CATALAUNICI, CAMPI
. Erano così chiamati dall'antica popolazione celtica dei Catuvellauni, i quali diedero nome anche alla capitale della regione, Catalauni, oggi Châlons-sur-Marne. Geograficamente i Campi catalaunici corrispondevano press'a poco all'odierna Champagne e rappresentavano l'ingresso orientale più agevole delle Gallie. Sono famosi per la grande battaglia campale del 451 d. C. fra Attila ed Ezio.
Attila, invase e saccheggiate le Gallie fino a Orléans, fu costretto a ritirarsi da questa città per l'arrivo di Ezio, e cercò di riguadagnare il Reno; ma lungo il percorso della ritirata, non prima di Châlons e non dopo il passaggio della foresta delle Argonne, si vide costretto a ingaggiare battaglia con l'esercito dei Visigoti e Romani, comandato da Ezio. I due opposti schieramenti, con direzione nord-sud, erano contenuti a nord da un colle e a sud da un ruscello scorrente in direzione est-ovest (v. cartina). Gli Unni, che costituivano la cavalleria armata di arco, occupavano il centro della loro schiera; alla loro ala destra erano i contingenti alleati minori; alla loro ala sinistra gli Ostrogoti con Valamiro e i Gepidi guidati da Ardarico. I Romani erano a occidente e avevano preso posizione sul colle, costituendo così l'ala sinistra del loro schieramento.

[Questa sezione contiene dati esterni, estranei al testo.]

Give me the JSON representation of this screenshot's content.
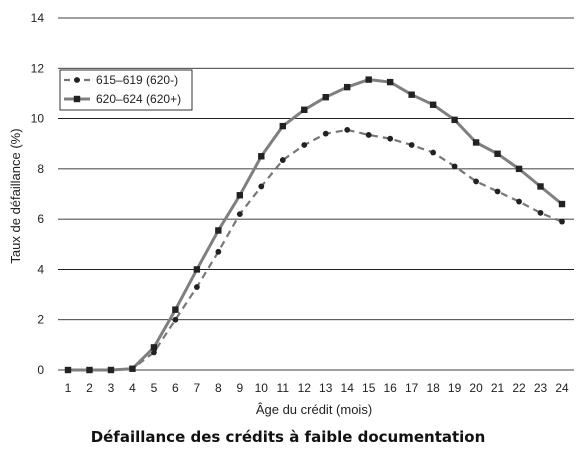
{
  "caption": "Défaillance des crédits à faible documentation",
  "chart_data": {
    "type": "line",
    "title": "",
    "xlabel": "Âge du crédit (mois)",
    "ylabel": "Taux de défaillance (%)",
    "xlim": [
      1,
      24
    ],
    "ylim": [
      0,
      14
    ],
    "yticks": [
      0,
      2,
      4,
      6,
      8,
      10,
      12,
      14
    ],
    "x": [
      1,
      2,
      3,
      4,
      5,
      6,
      7,
      8,
      9,
      10,
      11,
      12,
      13,
      14,
      15,
      16,
      17,
      18,
      19,
      20,
      21,
      22,
      23,
      24
    ],
    "grid": "horizontal",
    "legend_position": "top-left",
    "series": [
      {
        "name": "615–619 (620-)",
        "style": "dashed",
        "marker": "circle",
        "color": "#777777",
        "values": [
          0,
          0,
          0,
          0.05,
          0.7,
          2.0,
          3.3,
          4.7,
          6.2,
          7.3,
          8.35,
          8.95,
          9.4,
          9.55,
          9.35,
          9.2,
          8.95,
          8.65,
          8.1,
          7.5,
          7.1,
          6.7,
          6.25,
          5.9
        ]
      },
      {
        "name": "620–624 (620+)",
        "style": "solid",
        "marker": "square",
        "color": "#7f7f7f",
        "values": [
          0,
          0,
          0,
          0.05,
          0.9,
          2.4,
          4.0,
          5.55,
          6.95,
          8.5,
          9.7,
          10.35,
          10.85,
          11.25,
          11.55,
          11.45,
          10.95,
          10.55,
          9.95,
          9.05,
          8.6,
          8.0,
          7.3,
          6.6
        ]
      }
    ]
  }
}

Erano guidati da Ezìo e da Torrismondo, figlio di Teodorico, re dei Visigoti, che comandava l'ala destra. Al centro erano stati collocati gli Alani, di cui si temeva la defezione, circondati per precauzione dagli altri contingenti alleati fedeli. Attila, considerando che il nemico era forte alle ali, si propose di sfondare il centro; a tal fine occorreva che, mentre gli Unni compivano al centro il massimo sforzo, almeno una delle ali resistesse. Perciò Attila, prevedendo che la sua ala destra difficilmente avrebbe resistito ai Romani, rinforzò l'ala sinistra. Erano circa le tre del pomeriggio quando fu dato il segnale della battaglia. L'esito della battaglia fu deciso sull'imbrunire. Il piano di Attila era fallito perché, se anche il centro nemico aveva ceduto e l'ordinamento romano era rotto, l'ala sinistra unna che doveva resistere era stata invece costretta a retrocedere fin dentro l'accampamento. La cifra dei morti, quale è riferita dalle fonti, se è esagerata (si parla di 300.000 caduti!), testimonia peraltro l'accanimento col quale si combatté. La mattina seguente nel campo romano si tributarono solenni onoranze alla salma di Teodorico caduto nel combattimento, mentre Attila, chiuso nell'accampamento, attendeva gli eventuali assalti romani. Torrismondo voleva riattaccar battaglia per vendicare la morte del padre; ma, dissuaso da Ezio, che non intendeva fosse distrutta quella potenza unna che gli dava appiglio a inserirsi nelle cose delle Gallie, tornò nelle sue sedi.
Nessuno dei contendenti uscì nettamente sconfitto e nessuno poté dirsi vincitore. Ezio infatti raggiunse il suo scopo, di abbassare la potenza d'Attila e affermare l'autorità dell'Impero romano nelle Gallie. I Visigoti anche raggiunsero il proprio scopo, ch'era quello di salvaguardare le loro sedi da invasioni di altri barbari, sia pure della loro stessa razza, come gli Ostrogoti. Attila poté arrestare gl'inseguitori e salvarsi la ritirata, che erano le sole ragioni per cui aveva accettato la battaglia.
Bibl.: H. d'Arbois de Jubainville, in Bibl. de l'École des chartes, s. 5ª, I (1860), pp. 370-373; XXXI (1870), pp. 211-216; A. de Barthélemy, in Rev. des quest. hist., VIII (1870), pp. 211-216; A. de Barthélemy, in Rev. des quest. hist., VIII (1870), pp. 337-404; A. Longnon, Géogr. de la Gaule au VI siècle, Parigi 1878, pp. 334-340; Girard, in Revue hist., XXVIII (1885), pp. 321-331; E. Andreoli, in Historia, I (1927); A. Solari, Gli Unni e Attila, Pisa 1916.